In St Bathans (''permanent residential population of seven'') the writer met up with painter Grahame Sydney and his wife Heidi, poet Brian Turner and others and he paints his own sharp word sketches of them.

Wanaka also gets a visit - along with Collingswood, Greymouth, the Hauraki Plains, Hicks Bay, the Maramaku Valley, Mercer, Miranda, Mt Roskill, Ohinemutu, Pegasus, Tangimoana, Wainuiomata, Waiouru, Whararewarewa, Whanganui and Winton.

Everywhere Braunias travelled he must have filled notebooks, a tape recorder or an exceptional memory, since he records conversations in such detail and always managed to coax out delightful stories and quotes from those he encountered.

It is an entertaining book yet best to dip into, as the 20 chapters are self-contained and have a certain sameness in their pattern of construction when read straight through. Braunias' technique likes to shuffle back and forth between a couple of split stories a few times and then come up with some good catchline or ironic observation at the end.
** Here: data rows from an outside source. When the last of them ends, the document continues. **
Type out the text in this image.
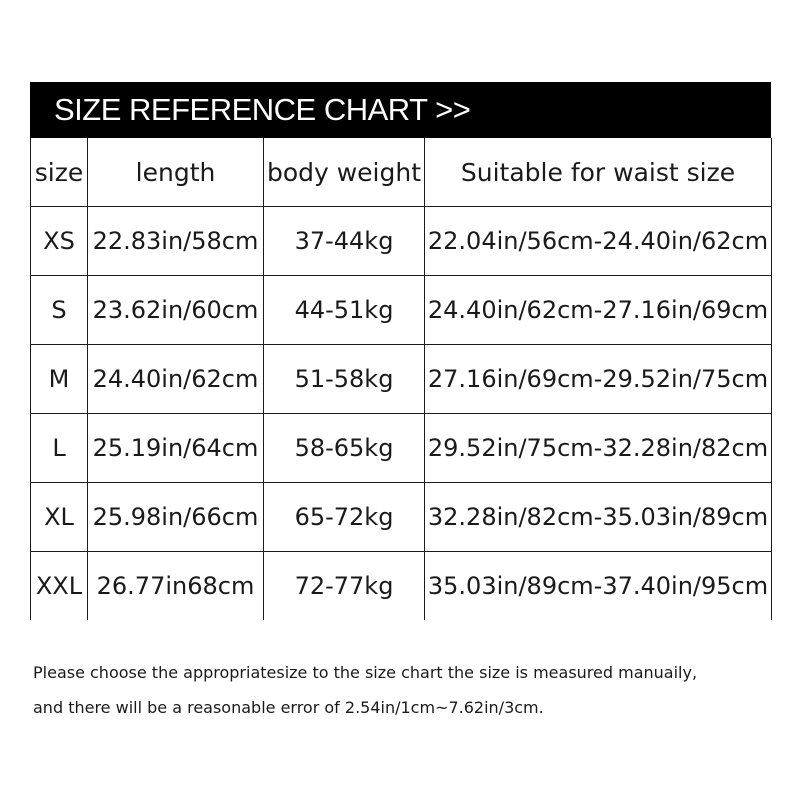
SIZE REFERENCE CHART >>
size	length	body weight	Suitable for waist size
XS	22.83in/58cm	37-44kg	22.04in/56cm-24.40in/62cm
S	23.62in/60cm	44-51kg	24.40in/62cm-27.16in/69cm
M	24.40in/62cm	51-58kg	27.16in/69cm-29.52in/75cm
L	25.19in/64cm	58-65kg	29.52in/75cm-32.28in/82cm
XL	25.98in/66cm	65-72kg	32.28in/82cm-35.03in/89cm
XXL	26.77in68cm	72-77kg	35.03in/89cm-37.40in/95cm

Please choose the appropriatesize to the size chart the size is measured manuaily,

and there will be a reasonable error of 2.54in/1cm~7.62in/3cm.
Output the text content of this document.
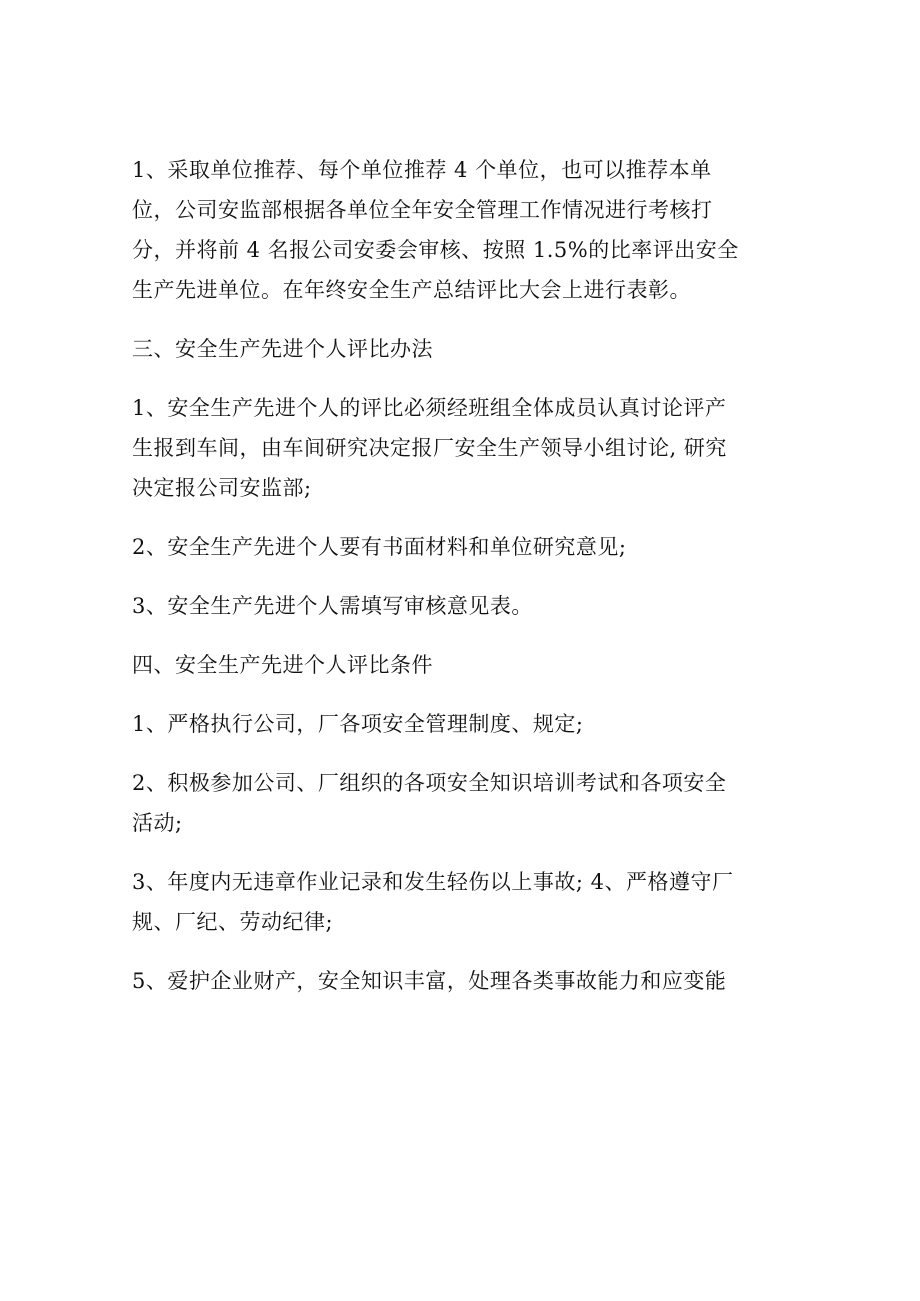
1、采取单位推荐、每个单位推荐 4 个单位，也可以推荐本单
位，公司安监部根据各单位全年安全管理工作情况进行考核打
分，并将前 4 名报公司安委会审核、按照 1.5%的比率评出安全
生产先进单位。在年终安全生产总结评比大会上进行表彰。
三、安全生产先进个人评比办法
1、安全生产先进个人的评比必须经班组全体成员认真讨论评产
生报到车间，由车间研究决定报厂安全生产领导小组讨论, 研究
决定报公司安监部;
2、安全生产先进个人要有书面材料和单位研究意见;
3、安全生产先进个人需填写审核意见表。
四、安全生产先进个人评比条件
1、严格执行公司，厂各项安全管理制度、规定;
2、积极参加公司、厂组织的各项安全知识培训考试和各项安全
活动;
3、年度内无违章作业记录和发生轻伤以上事故; 4、严格遵守厂
规、厂纪、劳动纪律;
5、爱护企业财产，安全知识丰富，处理各类事故能力和应变能
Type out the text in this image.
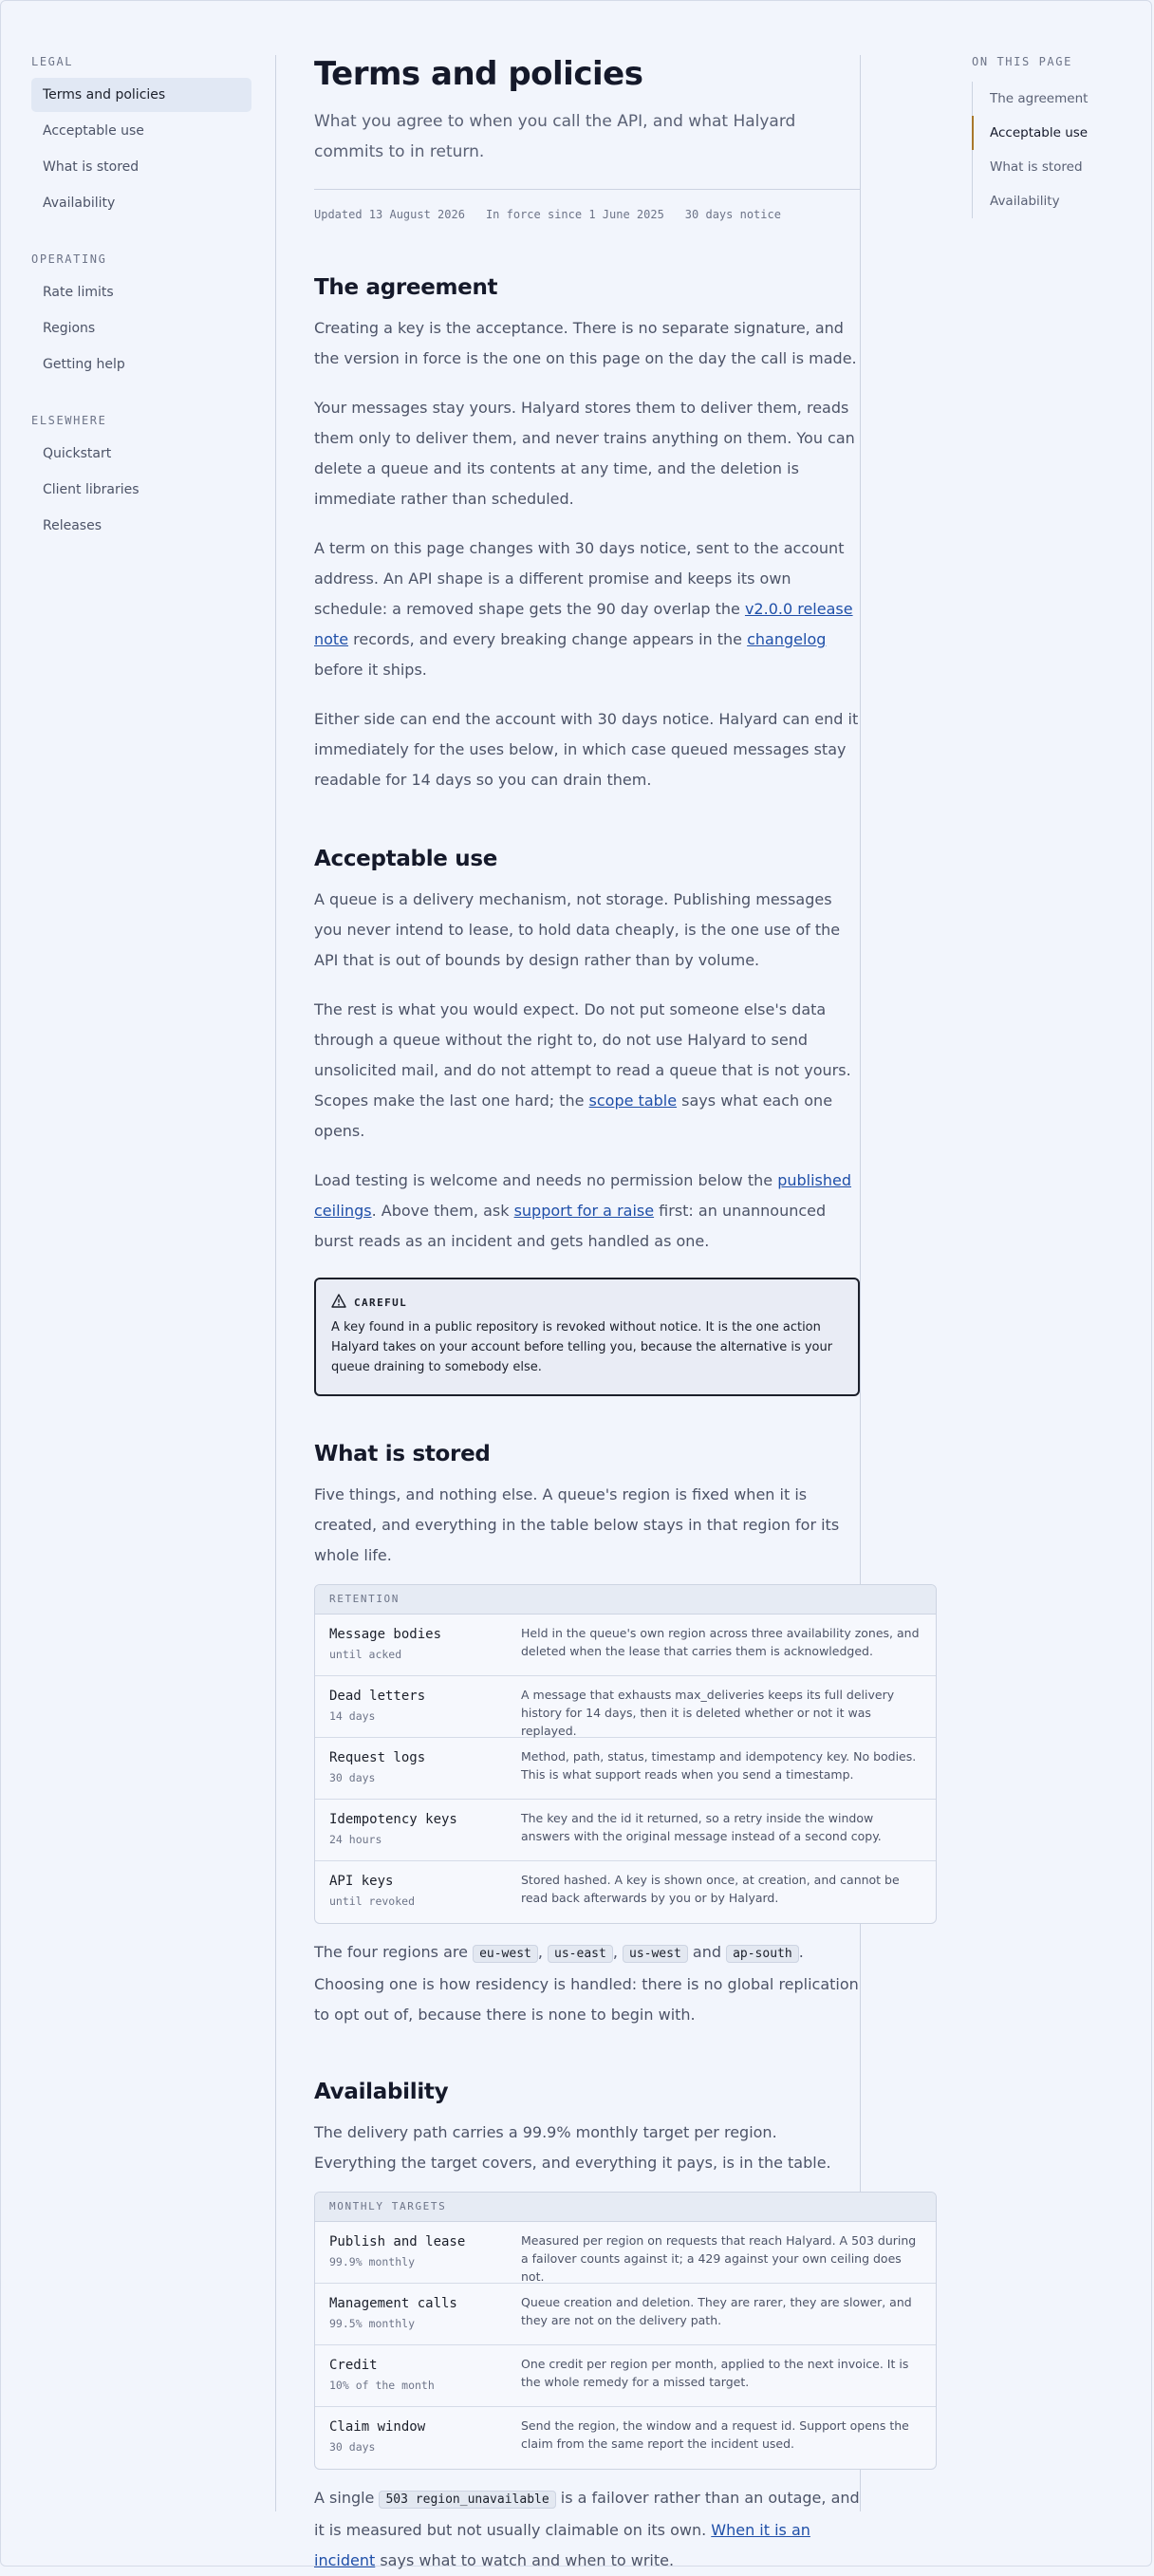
LEGAL
Terms and policies
Acceptable use
What is stored
Availability
OPERATING
Rate limits
Regions
Getting help
ELSEWHERE
Quickstart
Client libraries
Releases
Terms and policies

What you agree to when you call the API, and what Halyard commits to in return.

Updated 13 August 2026 In force since 1 June 2025 30 days notice
The agreement

Creating a key is the acceptance. There is no separate signature, and the version in force is the one on this page on the day the call is made.

Your messages stay yours. Halyard stores them to deliver them, reads them only to deliver them, and never trains anything on them. You can delete a queue and its contents at any time, and the deletion is immediate rather than scheduled.

A term on this page changes with 30 days notice, sent to the account address. An API shape is a different promise and keeps its own schedule: a removed shape gets the 90 day overlap the v2.0.0 release note records, and every breaking change appears in the changelog before it ships.

Either side can end the account with 30 days notice. Halyard can end it immediately for the uses below, in which case queued messages stay readable for 14 days so you can drain them.

Acceptable use

A queue is a delivery mechanism, not storage. Publishing messages you never intend to lease, to hold data cheaply, is the one use of the API that is out of bounds by design rather than by volume.

The rest is what you would expect. Do not put someone else's data through a queue without the right to, do not use Halyard to send unsolicited mail, and do not attempt to read a queue that is not yours. Scopes make the last one hard; the scope table says what each one opens.

Load testing is welcome and needs no permission below the published ceilings. Above them, ask support for a raise first: an unannounced burst reads as an incident and gets handled as one.

CAREFUL
A key found in a public repository is revoked without notice. It is the one action Halyard takes on your account before telling you, because the alternative is your queue draining to somebody else.
What is stored

Five things, and nothing else. A queue's region is fixed when it is created, and everything in the table below stays in that region for its whole life.

RETENTION
Message bodies
until acked
Held in the queue's own region across three availability zones, and deleted when the lease that carries them is acknowledged.
Dead letters
14 days
A message that exhausts max_deliveries keeps its full delivery history for 14 days, then it is deleted whether or not it was replayed.
Request logs
30 days
Method, path, status, timestamp and idempotency key. No bodies. This is what support reads when you send a timestamp.
Idempotency keys
24 hours
The key and the id it returned, so a retry inside the window answers with the original message instead of a second copy.
API keys
until revoked
Stored hashed. A key is shown once, at creation, and cannot be read back afterwards by you or by Halyard.

The four regions are eu-west , us-east , us-west and ap-south . Choosing one is how residency is handled: there is no global replication to opt out of, because there is none to begin with.

Availability

The delivery path carries a 99.9% monthly target per region. Everything the target covers, and everything it pays, is in the table.

MONTHLY TARGETS
Publish and lease
99.9% monthly
Measured per region on requests that reach Halyard. A 503 during a failover counts against it; a 429 against your own ceiling does not.
Management calls
99.5% monthly
Queue creation and deletion. They are rarer, they are slower, and they are not on the delivery path.
Credit
10% of the month
One credit per region per month, applied to the next invoice. It is the whole remedy for a missed target.
Claim window
30 days
Send the region, the window and a request id. Support opens the claim from the same report the incident used.

A single 503 region_unavailable is a failover rather than an outage, and it is measured but not usually claimable on its own. When it is an incident says what to watch and when to write.

ON THIS PAGE
The agreement
Acceptable use
What is stored
Availability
As a journalist, Braunias perhaps took his visits to Scott Base and Samoa, both having close associations with New Zealand, a little more seriously. But at the former he found ''the whole stupid, merciless place was a vacant lot''. In Samoa he met the prime minister and lampooned him as ''sitting at his desk, massive and puffing, surrounded by toys'' while some of his people were still suffering after the 2010 tsunami.

So Braunias is a sharp writer whose ''civilisation'' is shown to be pretty curious or rather uncouth at times - but all enjoyable as a bit of a laugh.

Geoff Adams is a former editor of the Otago Daily Times.